Arizona Gov. Ducey called McCain "an American hero" who always put his country before himself.
Ducey said a "spirt of service and civility" guided McCain's life, standing as a model for Americans regardless of political affiliation.
Meanwhile, Arizona Senator Jeff Flake, who stopped by FOX 10 Friday to talk about the announcement, said he believes the family is at peace with the decision.
"They are, most definitely, but I expressed to the family and him the appreciation for him speaking out this year, even during this difficult time," said Sen. Flake. "Even with the tough treatments he was going through and everything he had to deal with, he still stayed current on events and spoke out when he needed to be the conscience of the Senate."
McCain's wife, Cindy, tweeted: "I love my husband with all of my heart. God bless everyone who has cared for my husband along this journey."
McCain underwent surgery in July 2017 to remove a blood clot in his brain after being diagnosed with an aggressive tumor called a glioblastoma. It's the same type of tumor that killed Sen. Edward M. Kennedy at age 77 in 2009.
McCain rebounded quickly, however, returning to Washington and entering the Senate in late July to a standing ovation from his colleagues. In a dramatic turn, he later cast a deciding vote against the Republican health care bill, earning the wrath of Trump, who frequently cites McCain's vote at campaign events.
McCain's condition worsened last fall and he has been in Arizona since December. A source close to McCain who asked not to be identified said Friday the senator was at his Arizona ranch with his family.
"This is a very difficult disease," said Michael Lawton, President and CEO of Barrow Neurological Institute. "It's horrible."
Lawton says it's impossible to pinpoint how much fight McCain has left in him.
"It could mean days, it could mean longer, weeks, or maybe a month. It's a decision that really represents reaching that end, and deciding how to prioritize the quality of life over the quantity of life."

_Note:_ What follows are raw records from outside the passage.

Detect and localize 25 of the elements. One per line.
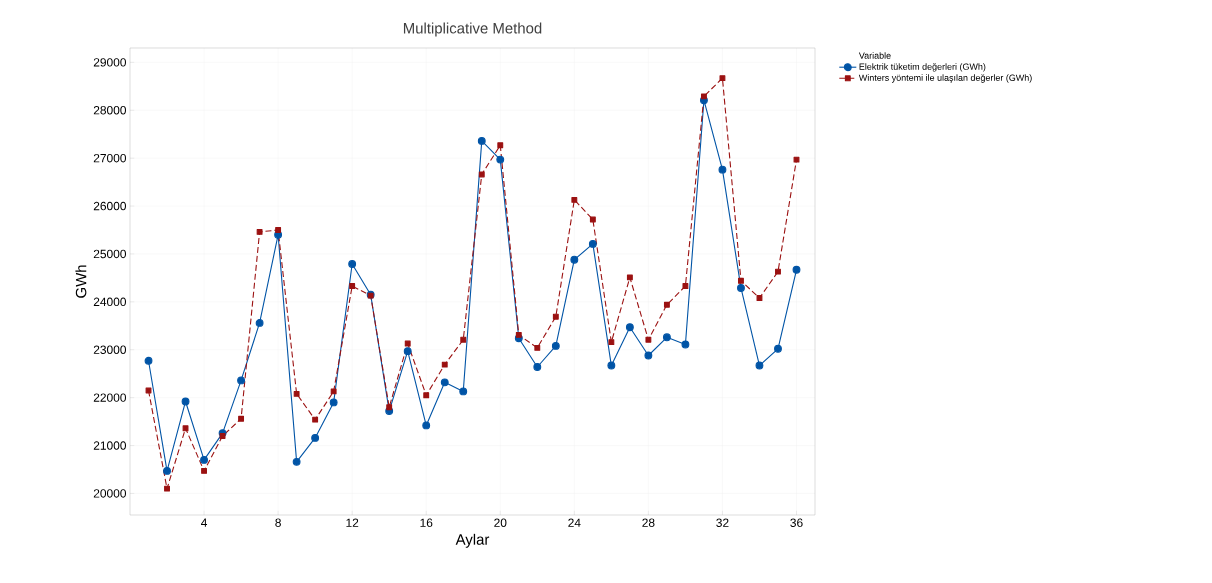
x-tick-label: 8 (275, 518, 281, 527)
x-tick-label: 4 (201, 518, 208, 527)
legend-label: Elektrik tüketim değerleri (GWh) (859, 63, 986, 72)
y-tick-label: 28000 (93, 106, 127, 115)
x-axis-title: Aylar (455, 533, 490, 548)
x-tick-label: 28 (642, 518, 655, 527)
x-tick-label: 12 (346, 518, 359, 527)
legend-label: Winters yöntemi ile ulaşılan değerler (GWh) (858, 74, 1032, 83)
y-tick-label: 20000 (93, 489, 127, 498)
y-axis-title: GWh (75, 265, 87, 298)
y-tick-label: 25000 (93, 249, 127, 259)
y-tick-label: 21000 (93, 441, 127, 450)
y-tick-label: 24000 (93, 297, 127, 307)
x-tick-label: 20 (494, 518, 507, 527)
y-tick-label: 23000 (93, 345, 127, 354)
y-tick-label: 22000 (93, 393, 127, 402)
legend-title: Variable (858, 52, 891, 59)
x-tick-label: 36 (790, 518, 803, 527)
x-tick-label: 32 (716, 518, 729, 527)
y-tick-label: 26000 (93, 201, 127, 211)
y-tick-label: 29000 (93, 58, 127, 67)
x-tick-label: 24 (568, 518, 581, 527)
chart-title: Multiplicative Method (403, 22, 542, 37)
x-tick-label: 16 (420, 518, 433, 527)
y-tick-label: 27000 (93, 153, 127, 163)
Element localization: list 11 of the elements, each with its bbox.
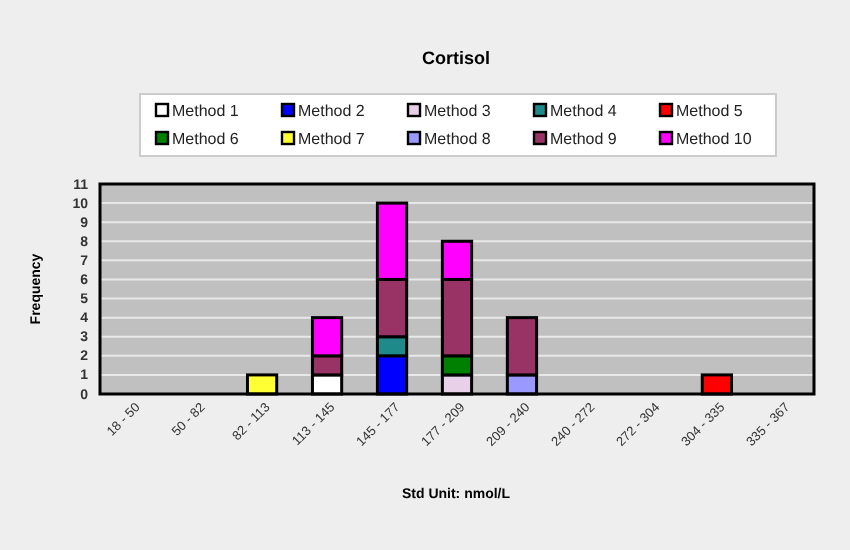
legend-label: Method 7 [298,130,366,148]
legend-label: Method 4 [550,102,618,120]
legend-label: Method 5 [676,102,744,120]
legend-label: Method 1 [172,102,240,120]
legend-label: Method 8 [424,130,492,148]
legend-label: Method 9 [550,130,618,148]
chart-title: Cortisol [421,48,491,68]
legend-label: Method 2 [298,102,366,120]
legend-label: Method 6 [172,130,240,148]
legend-label: Method 3 [424,102,492,120]
legend-label: Method 10 [676,130,753,148]
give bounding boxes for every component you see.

McCain is a long-term survivor of melanoma, a deadly skin cancer. Doctors classified his brain cancer as a "primary tumor," meaning it's not related to his former malignancies.
McCain ran unsuccessfully for the Republican presidential nomination in 2000, then won it in 2008 before losing the general election to Obama.
He returned to the Senate, determined not to be defined by a failed presidential campaign in which his reputation as a maverick had faded.
When Republicans took control of the Senate in 2015, McCain, the scion in a decorated military family, embraced his new influence as chairman of the Senate Armed Services Committee, pushing for aggressive U.S. military intervention overseas and eager to contribute to "defeating the forces of radical Islam that want to destroy America."
Asked how he wanted to be remembered, McCain said simply: "That I made a major contribution to the defense of the nation."
Former Connecticut Sen. Joseph Lieberman, a close friend, said Friday that "becoming John McCain's friend has been one of the great blessings of my life. Today I am praying for him and his family."